Wedding planners are the world's best helpers. We eat and breathe service, and It's easy to fall into the trap of attaching our self-value to helping everyone and using that as an armor. If I'm not helping, then what purpose do I have? Who am I without my weddings? I needed to humbly approach the fact that what I do was going to take a little while to pick up again, and in the mean time I could focus on self-help and nourishment. Covid-19 taught me that if I can't receive help wholeheartedly, neither will I be able to give help wholeheartedly. It also reinforced the importance of self-care because no one can pour out of an empty vase.
Having more time and energy to eat better, work out, read about what is going on in the world made me feel like I'm actually part of this world.
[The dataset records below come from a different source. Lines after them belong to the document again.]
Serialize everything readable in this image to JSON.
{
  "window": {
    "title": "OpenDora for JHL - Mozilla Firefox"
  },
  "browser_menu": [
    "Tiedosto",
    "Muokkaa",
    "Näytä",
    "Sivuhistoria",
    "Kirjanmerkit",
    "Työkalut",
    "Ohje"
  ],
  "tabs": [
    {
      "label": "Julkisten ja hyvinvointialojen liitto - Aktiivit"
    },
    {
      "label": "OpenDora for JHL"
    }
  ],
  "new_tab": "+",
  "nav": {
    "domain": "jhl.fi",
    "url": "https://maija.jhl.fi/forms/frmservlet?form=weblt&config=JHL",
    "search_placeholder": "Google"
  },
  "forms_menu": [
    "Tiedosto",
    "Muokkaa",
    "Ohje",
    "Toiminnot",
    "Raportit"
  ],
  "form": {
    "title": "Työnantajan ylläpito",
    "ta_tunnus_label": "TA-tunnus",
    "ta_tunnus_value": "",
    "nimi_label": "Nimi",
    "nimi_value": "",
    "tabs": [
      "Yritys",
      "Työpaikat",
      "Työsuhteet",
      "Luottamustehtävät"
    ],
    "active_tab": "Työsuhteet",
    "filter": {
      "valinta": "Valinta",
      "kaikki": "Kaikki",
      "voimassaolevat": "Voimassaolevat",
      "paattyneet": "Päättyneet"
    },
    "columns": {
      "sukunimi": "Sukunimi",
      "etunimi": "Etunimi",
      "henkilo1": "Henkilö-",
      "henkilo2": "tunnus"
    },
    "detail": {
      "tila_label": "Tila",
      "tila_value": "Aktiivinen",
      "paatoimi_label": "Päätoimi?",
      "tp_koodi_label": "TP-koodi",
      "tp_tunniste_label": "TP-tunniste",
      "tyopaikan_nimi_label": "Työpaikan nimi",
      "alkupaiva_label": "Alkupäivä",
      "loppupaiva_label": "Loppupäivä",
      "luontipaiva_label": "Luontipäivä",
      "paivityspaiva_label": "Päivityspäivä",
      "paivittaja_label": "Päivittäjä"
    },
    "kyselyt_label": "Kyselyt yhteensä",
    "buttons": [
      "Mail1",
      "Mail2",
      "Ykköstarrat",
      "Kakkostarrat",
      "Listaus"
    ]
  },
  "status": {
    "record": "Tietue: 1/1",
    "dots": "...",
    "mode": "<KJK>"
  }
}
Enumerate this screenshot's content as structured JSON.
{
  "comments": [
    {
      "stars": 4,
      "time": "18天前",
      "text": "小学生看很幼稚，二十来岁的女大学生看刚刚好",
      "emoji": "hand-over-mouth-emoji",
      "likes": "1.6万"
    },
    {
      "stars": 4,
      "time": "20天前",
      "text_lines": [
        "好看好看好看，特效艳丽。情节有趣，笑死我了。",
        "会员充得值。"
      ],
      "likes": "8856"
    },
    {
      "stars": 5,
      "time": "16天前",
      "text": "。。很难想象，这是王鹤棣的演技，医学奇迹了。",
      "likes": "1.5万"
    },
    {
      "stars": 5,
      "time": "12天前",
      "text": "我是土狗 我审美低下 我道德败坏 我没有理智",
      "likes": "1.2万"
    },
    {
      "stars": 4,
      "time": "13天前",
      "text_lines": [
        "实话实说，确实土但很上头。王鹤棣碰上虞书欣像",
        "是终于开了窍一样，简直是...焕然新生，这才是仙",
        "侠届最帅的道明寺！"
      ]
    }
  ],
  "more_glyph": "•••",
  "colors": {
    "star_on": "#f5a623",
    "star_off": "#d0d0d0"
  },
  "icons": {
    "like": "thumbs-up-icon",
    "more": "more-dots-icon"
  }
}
That I can get involved with other things that matter to me, that wedding planning is what I absolutely love to do, but my self-worth and meaning is not defined by it.
FOUR: Your tribe matters
Can't say enough how your family, friends, colleagues, acquaintances will influence you, especially during vulnerable times. Our phones are, more than ever, the sole connection to the outside world. I felt that Instagram or Facebook posts of people talking about the Zoom meetings they had, the new language they were learning, the multiple entrepreneurship books they were reading, renovating their already beautiful homes, or making the whipped coffee that was all over TikTok, was a little draining. The quarantine productiveness announcements made me second guess how I was filling my newfound time because, honestly, mama didn't have the energy for any of that! I found that leaving unnecessary group chats and unfollowing accounts on social media liberated me from any pressure and helped narrow down the group of people I could rely on for comfort and healthy activity.
Of course, everyone is riding the waves as best as they know-how. While some of us need stillness and quiet to be able to figure out our next moves, some may need to learn mandarin, and it's all perfectly acceptable! During difficult times, know who your people are. Covid-19 taught me the importance of gathering your tribe inside your community and industry, the people with a similar mindset, that may also want to brainstorm and get creative with you while we are all figuring out our next steps.
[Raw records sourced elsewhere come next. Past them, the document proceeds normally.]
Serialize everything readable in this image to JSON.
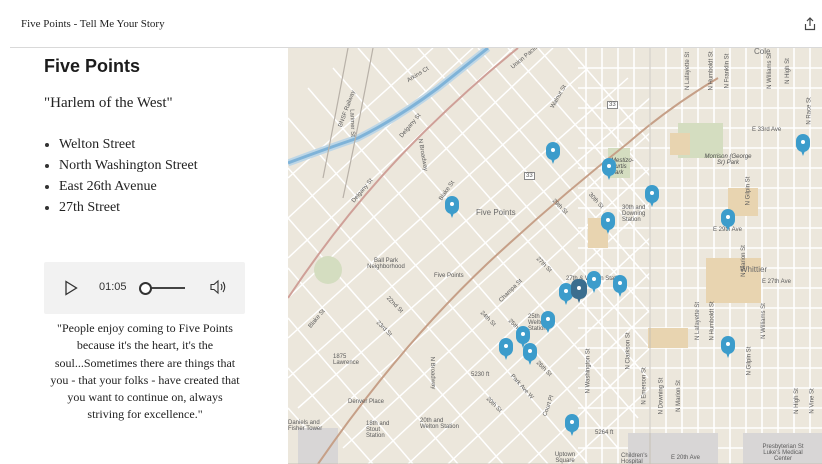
{
  "header": {
    "title": "Five Points - Tell Me Your Story"
  },
  "panel": {
    "heading": "Five Points",
    "subtitle": "\"Harlem of the West\"",
    "streets": [
      "Welton Street",
      "North Washington Street",
      "East 26th Avenue",
      "27th Street"
    ],
    "audio": {
      "time": "01:05",
      "progress_fraction": 0.0
    },
    "quote": "\"People enjoy coming to Five Points because it's the heart, it's the soul...Sometimes there are things that you - that your folks - have created that you want to continue on, always striving for excellence.\""
  },
  "map": {
    "labels": {
      "five_points": "Five Points",
      "five_points_station": "Five Points",
      "ball_park": "Ball Park Neighborhood",
      "whittier": "Whittier",
      "morrison_park": "Morrison (George Sr) Park",
      "mestizo_park": "Mestizo-Curtis Park",
      "denver_place": "Denver Place",
      "lawrence": "1875 Lawrence",
      "skyscraper": "Daniels and Fisher Tower",
      "uptown": "Uptown Square",
      "presbyterian": "Presbyterian St Luke's Medical Center",
      "childrens": "Children's Hospital",
      "station_30th": "30th and Downing Station",
      "station_25th": "25th & Welton Station",
      "station_20th": "20th and Welton Station",
      "station_18th": "18th and Stout Station",
      "station_27th": "27th & Welton Station",
      "e33rd": "E 33rd Ave",
      "e29th": "E 29th Ave",
      "e27th": "E 27th Ave",
      "e20th": "E 20th Ave",
      "cole": "Cole",
      "arkins": "Arkins Ct",
      "blake": "Blake St",
      "walnut": "Walnut St",
      "delgany": "Delgany St",
      "n_broadway": "N Broadway",
      "larimer": "Larimer St",
      "champa": "Champa St",
      "park_ave": "Park Ave W",
      "downing": "N Downing St",
      "marion": "N Marion St",
      "lafayette": "N Lafayette St",
      "humboldt": "N Humboldt St",
      "franklin": "N Franklin St",
      "williams": "N Williams St",
      "high": "N High St",
      "gilpin": "N Gilpin St",
      "race": "N Race St",
      "vine": "N Vine St",
      "emerson": "N Emerson St",
      "clarkson": "N Clarkson St",
      "n_washington": "N Washington St",
      "court_pl": "Court Pl",
      "st23rd": "23rd St",
      "st22nd": "22nd St",
      "st24th": "24th St",
      "st26th": "26th St",
      "st27th": "27th St",
      "st29th": "29th St",
      "st30th": "30th St",
      "st25th": "25th St",
      "st20th": "20th St",
      "union_pacific": "Union Pacific",
      "bnsf": "BNSF Railway",
      "elev1": "5230 ft",
      "elev2": "5264 ft",
      "route33a": "33",
      "route33b": "33"
    }
  }
}
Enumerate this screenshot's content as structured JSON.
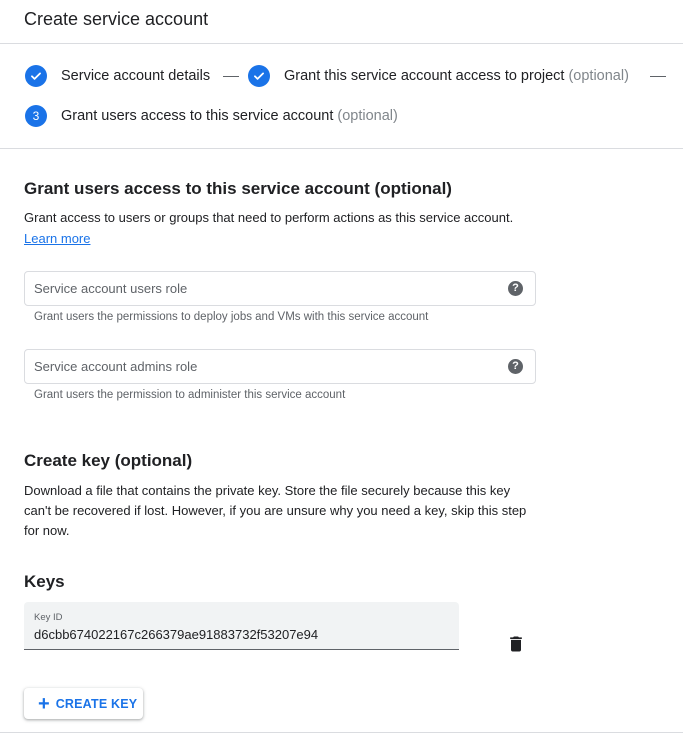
{
  "header": {
    "title": "Create service account"
  },
  "stepper": {
    "steps": [
      {
        "label": "Service account details",
        "optional": "",
        "state": "done"
      },
      {
        "label": "Grant this service account access to project",
        "optional": "(optional)",
        "state": "done"
      },
      {
        "number": "3",
        "label": "Grant users access to this service account",
        "optional": "(optional)",
        "state": "active"
      }
    ]
  },
  "grant_section": {
    "title": "Grant users access to this service account (optional)",
    "description": "Grant access to users or groups that need to perform actions as this service account.",
    "learn_more": "Learn more",
    "users_role": {
      "placeholder": "Service account users role",
      "value": "",
      "hint": "Grant users the permissions to deploy jobs and VMs with this service account"
    },
    "admins_role": {
      "placeholder": "Service account admins role",
      "value": "",
      "hint": "Grant users the permission to administer this service account"
    },
    "help_glyph": "?"
  },
  "key_section": {
    "title": "Create key (optional)",
    "description_lines": [
      "Download a file that contains the private key. Store the file securely because this key",
      "can't be recovered if lost. However, if you are unsure why you need a key, skip this step",
      "for now."
    ]
  },
  "keys": {
    "title": "Keys",
    "key_id_label": "Key ID",
    "key_id_value": "d6cbb674022167c266379ae91883732f53207e94"
  },
  "create_key_button": {
    "icon": "plus-icon",
    "label": "CREATE KEY"
  },
  "colors": {
    "accent": "#1a73e8",
    "text": "#202124",
    "muted": "#5f6368",
    "divider": "#dadce0"
  }
}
FIVE: I'm essential, and so are you
While we'd much rather not have had to experience a global pandemic in the first place, we are experiencing a moment in history and an unexpected window to become more of the person we've always wanted to be. We can center more on the common good and be part of a more humane society. There has never been a time where my actions mattered more than right now. What I decide to do or not to do literally has a communal ripple effect on everyone else. Wearing a mask and social distancing has become a sign of solidarity and shared vulnerability between all of us.
We are essential, what we do is essential, and the message you carry out on our platform is essential. The larger weddings we don't get to coordinate today will affect those we hopefully get to work on for next year. Today's adversity can provide an opening to fix things for a better 2021 if we all decide to put in the effort. We've been granted a chance to shift perspectives and appreciate celebrating simpler moments.